Better to focus on the real and the now.
“What can I do for you two today?” Professor Harrison asked.
Then she took a breath and answered.
“Nothing,” she said.
Chapter 7
She agreed to meet him on neutral ground to start with. The only problem was, it didn’t really feel like neutral ground once she got there. The quiet of the library was suddenly stifling, and the spot he’d chosen was isolated and closed in. It was right at the back, between two towering shelves that shielded them completely from view. She took a step into that sheltered space and felt as though she’d dropped off the face of the earth.
There wasn’t even a window.
There was just the dim quiet, rows of falling-apart books, and Tate Sullivan standing in the corner, like an ogre lying in wait for the easily duped damsel. The only thing that stood in the way was a table and two chairs, neither of which seemed like a good enough defense.
If he sat on one chair and she sat on the other, their knees would probably touch.
Their hands would most likely brush as they handed each other books.
She had to think fast, before any of that happened.
“Okay, before we get started—there have to be some ground rules.”
He shrugged one big shoulder.
“I figured as much. Shoot.”
“First of all…no sudden moves.”
“What kind of sudden moves do you think I’m going to make?”
“Handing me a book when I’m not prepared. Waving a hand in my face if I start to fall asleep. Touching my arm to draw my attention to something.”
“What if I just promise to do those things in a way that does not seem murderous?”
“Everything you do seems murderous to me. Literally everything.”
“I could try moving super slowly like this,” he said.
He actually demonstrated, inching toward a book on the table in such an exaggerated manner it made her want to laugh. Then he pretended to nod in agreement with the book’s contents in that exact walking-through-mud way, and that want to laugh got even harder.

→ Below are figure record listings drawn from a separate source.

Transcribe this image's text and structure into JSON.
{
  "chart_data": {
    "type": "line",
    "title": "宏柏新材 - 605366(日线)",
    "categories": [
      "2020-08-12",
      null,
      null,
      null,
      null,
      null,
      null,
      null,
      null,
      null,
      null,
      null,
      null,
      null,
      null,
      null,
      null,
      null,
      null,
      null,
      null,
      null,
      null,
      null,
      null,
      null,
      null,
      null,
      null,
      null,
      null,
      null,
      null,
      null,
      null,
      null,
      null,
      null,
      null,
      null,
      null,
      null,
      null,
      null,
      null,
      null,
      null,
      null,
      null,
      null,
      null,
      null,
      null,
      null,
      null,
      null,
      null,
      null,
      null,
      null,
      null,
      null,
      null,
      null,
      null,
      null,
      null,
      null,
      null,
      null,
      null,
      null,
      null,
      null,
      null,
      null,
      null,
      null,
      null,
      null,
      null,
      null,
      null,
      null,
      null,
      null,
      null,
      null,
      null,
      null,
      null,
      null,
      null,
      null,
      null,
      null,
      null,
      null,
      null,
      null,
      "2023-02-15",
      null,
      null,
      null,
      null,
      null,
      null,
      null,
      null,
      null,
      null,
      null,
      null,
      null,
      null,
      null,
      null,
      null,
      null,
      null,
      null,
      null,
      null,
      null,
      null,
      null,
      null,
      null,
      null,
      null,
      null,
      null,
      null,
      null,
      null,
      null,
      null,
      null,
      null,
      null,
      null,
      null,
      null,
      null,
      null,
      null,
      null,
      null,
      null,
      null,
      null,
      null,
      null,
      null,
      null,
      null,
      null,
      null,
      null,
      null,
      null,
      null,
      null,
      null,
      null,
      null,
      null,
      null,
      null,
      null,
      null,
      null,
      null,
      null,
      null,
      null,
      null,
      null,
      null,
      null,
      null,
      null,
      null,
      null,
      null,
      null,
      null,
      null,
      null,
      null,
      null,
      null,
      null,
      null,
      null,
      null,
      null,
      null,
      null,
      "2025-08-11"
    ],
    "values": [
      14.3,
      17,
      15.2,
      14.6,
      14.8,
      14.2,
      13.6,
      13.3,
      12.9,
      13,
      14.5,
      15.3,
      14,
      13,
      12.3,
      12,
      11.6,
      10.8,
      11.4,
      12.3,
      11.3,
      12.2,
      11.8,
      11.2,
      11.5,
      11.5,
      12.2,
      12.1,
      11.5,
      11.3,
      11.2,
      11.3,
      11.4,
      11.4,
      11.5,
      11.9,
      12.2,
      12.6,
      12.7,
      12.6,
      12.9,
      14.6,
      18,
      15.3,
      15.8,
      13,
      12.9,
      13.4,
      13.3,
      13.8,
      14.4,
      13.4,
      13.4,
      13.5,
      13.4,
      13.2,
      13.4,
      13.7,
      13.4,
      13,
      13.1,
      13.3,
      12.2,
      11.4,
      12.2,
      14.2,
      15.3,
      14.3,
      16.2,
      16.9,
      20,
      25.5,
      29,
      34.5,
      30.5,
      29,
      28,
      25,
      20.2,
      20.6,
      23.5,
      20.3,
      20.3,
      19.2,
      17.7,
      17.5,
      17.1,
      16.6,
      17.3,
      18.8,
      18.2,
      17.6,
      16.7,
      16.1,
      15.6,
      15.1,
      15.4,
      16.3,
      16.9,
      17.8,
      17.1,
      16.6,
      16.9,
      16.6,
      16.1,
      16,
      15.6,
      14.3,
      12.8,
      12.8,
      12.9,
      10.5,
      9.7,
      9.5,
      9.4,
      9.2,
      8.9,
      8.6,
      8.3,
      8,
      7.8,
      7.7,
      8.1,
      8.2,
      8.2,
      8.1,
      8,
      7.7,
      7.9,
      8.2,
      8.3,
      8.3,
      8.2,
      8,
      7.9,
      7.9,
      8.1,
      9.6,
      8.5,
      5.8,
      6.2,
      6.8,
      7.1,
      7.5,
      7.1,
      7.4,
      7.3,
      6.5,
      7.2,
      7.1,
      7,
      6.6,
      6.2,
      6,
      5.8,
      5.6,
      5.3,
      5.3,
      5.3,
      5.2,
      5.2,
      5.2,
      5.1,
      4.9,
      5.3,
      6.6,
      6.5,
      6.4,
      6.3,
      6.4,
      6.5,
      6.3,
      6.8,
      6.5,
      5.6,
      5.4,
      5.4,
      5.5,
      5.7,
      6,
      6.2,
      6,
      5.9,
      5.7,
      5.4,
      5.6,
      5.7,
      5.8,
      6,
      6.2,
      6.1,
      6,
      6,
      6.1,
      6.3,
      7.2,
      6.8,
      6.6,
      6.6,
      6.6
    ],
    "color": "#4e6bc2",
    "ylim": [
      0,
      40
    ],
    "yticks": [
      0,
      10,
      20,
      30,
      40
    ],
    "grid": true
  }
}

She had to cover her mouth before she spoke.
“If anything, that doubles the murderousness. It makes you look like the bit in the movie when the bad guy isn’t really dead and swings for the heroine in slow motion.”
“I want to argue here, but that actually makes a lot of sense.”
“I know, right? Thank you,” she said, but he wasn’t ready to give up.
After a second of absurdly visible thinking, he snapped his fingers.
“What about if I make a warning sound?”
“Like a truck backing up?”
“Exactly.”
“I fear it will just give me the chance to murder you first.”
“You have absolutely no chance of murdering me first. I mean, you’re half my size and nowhere near as fast,” he said, half laughing as he did.